L’organisation fonctionne principalement grâce au soutien du public et à une dotation de la Loterie nationale, qui ne couvre qu’environ 20% de ses revenus. Une situation de plus en plus intenable dans le contexte économique actuel. « Il devient de plus en plus difficile de trouver des donateurs capables de verser 9, 10 ou 12 euros mensuellement. Quand les factures d’énergie sont difficiles à honorer, il est logique que les priorités aillent d’abord à l’essentiel », admet Mme Broothaerts, qui plaide pour un financement et une implication des autorités publiques. Des discussions sont d’ailleurs en cours avec le gouvernement. « On y travaille, on a quelques bonnes pistes dont on espère qu’elles vont aboutir à quelque chose de concret », glisse la directrice.
Au-delà des disparitions, Child Focus est confrontée à l’essor de nouveaux phénomènes qui se répandent sur la toile, comme l’exploitation sexuelle en ligne, la sextorsion ou encore la diffusion de contenus intimes générés par intelligence artificielle. « Ce sont des problématiques qui n’existaient pas il y a 30 ans. Aujourd’hui, elles prennent une ampleur considérable et nécessitent des réponses adaptées, notamment au niveau législatif », insiste la directrice. Cette dernière appelle à une régulation européenne plus stricte pour limiter la diffusion d’images de violences sexuelles sur les enfants.
Interrogée sur la proposition, évoquée notamment par la ministre Galant, d’interdire les réseaux sociaux aux moins de 15 ans, Mme Broothaerts met en garde contre les effets pervers d’une telle mesure. « Plutôt que d’interdire, il faut créer des plateformes plus sûres et proposer des contenus adaptés à chaque tranche d’âge. » La directrice craint qu’une interdiction pure et simple ne pousse les jeunes à contourner les règles, sans être accompagnés ou éduqués à ce sujet.

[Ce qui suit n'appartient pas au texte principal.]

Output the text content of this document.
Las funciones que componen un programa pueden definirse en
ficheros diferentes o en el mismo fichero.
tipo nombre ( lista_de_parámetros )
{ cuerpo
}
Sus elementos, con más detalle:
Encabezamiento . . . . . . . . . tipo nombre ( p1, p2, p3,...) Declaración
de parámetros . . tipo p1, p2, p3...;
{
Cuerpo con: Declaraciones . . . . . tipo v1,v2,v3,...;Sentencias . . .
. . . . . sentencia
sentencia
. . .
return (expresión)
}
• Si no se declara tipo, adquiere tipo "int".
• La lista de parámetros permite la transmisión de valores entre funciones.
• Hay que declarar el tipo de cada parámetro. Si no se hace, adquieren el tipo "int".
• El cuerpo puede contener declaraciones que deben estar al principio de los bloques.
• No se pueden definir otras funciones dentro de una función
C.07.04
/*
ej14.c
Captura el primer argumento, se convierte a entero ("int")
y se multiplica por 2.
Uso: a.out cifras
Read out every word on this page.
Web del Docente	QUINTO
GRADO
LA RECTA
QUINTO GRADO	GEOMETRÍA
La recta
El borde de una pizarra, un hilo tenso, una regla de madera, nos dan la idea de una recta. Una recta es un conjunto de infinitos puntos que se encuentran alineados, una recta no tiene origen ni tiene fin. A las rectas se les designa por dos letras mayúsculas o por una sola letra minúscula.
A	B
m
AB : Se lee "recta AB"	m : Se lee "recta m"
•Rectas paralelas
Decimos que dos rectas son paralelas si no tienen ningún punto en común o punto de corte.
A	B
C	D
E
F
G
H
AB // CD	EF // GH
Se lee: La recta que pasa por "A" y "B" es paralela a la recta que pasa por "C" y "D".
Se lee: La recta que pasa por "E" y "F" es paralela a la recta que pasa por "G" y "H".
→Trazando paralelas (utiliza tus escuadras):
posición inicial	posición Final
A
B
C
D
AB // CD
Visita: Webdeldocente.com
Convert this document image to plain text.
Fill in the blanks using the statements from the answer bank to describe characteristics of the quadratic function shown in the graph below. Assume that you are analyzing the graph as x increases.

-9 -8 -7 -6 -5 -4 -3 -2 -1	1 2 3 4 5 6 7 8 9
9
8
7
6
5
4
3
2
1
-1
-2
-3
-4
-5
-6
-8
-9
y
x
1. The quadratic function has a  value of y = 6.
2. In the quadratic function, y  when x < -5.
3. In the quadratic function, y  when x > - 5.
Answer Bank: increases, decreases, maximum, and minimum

Ces « menaces » numériques, par ailleurs, affectent les jeunes différemment selon leur genre. Dans le cas de la sextorsion par exemple, Child Focus constate que les garçons en sont plus souvent victimes que les filles, une tendance observée à l’échelle mondiale. Cette spécificité s’explique notamment par des stratégies ciblées mises en place par les réseaux criminels, qui exploitent la vulnérabilité des garçons, souvent moins enclins à demander de l’aide, analyse la directrice.
Cette dernière insiste sur l’impact des stéréotypes de genre. « Les garçons ont tendance à minimiser ou à taire les faits car on leur apprend à être forts, à ne pas pleurer, à ne pas demander de l’aide. Cela les empêche souvent de signaler ce qu’ils subissent et aggrave leur isolement. » Selon Mme Broothaerts, cette forme de pression contribue à invisibiliser une partie importante des victimes, rendant le phénomène encore plus difficile à combattre.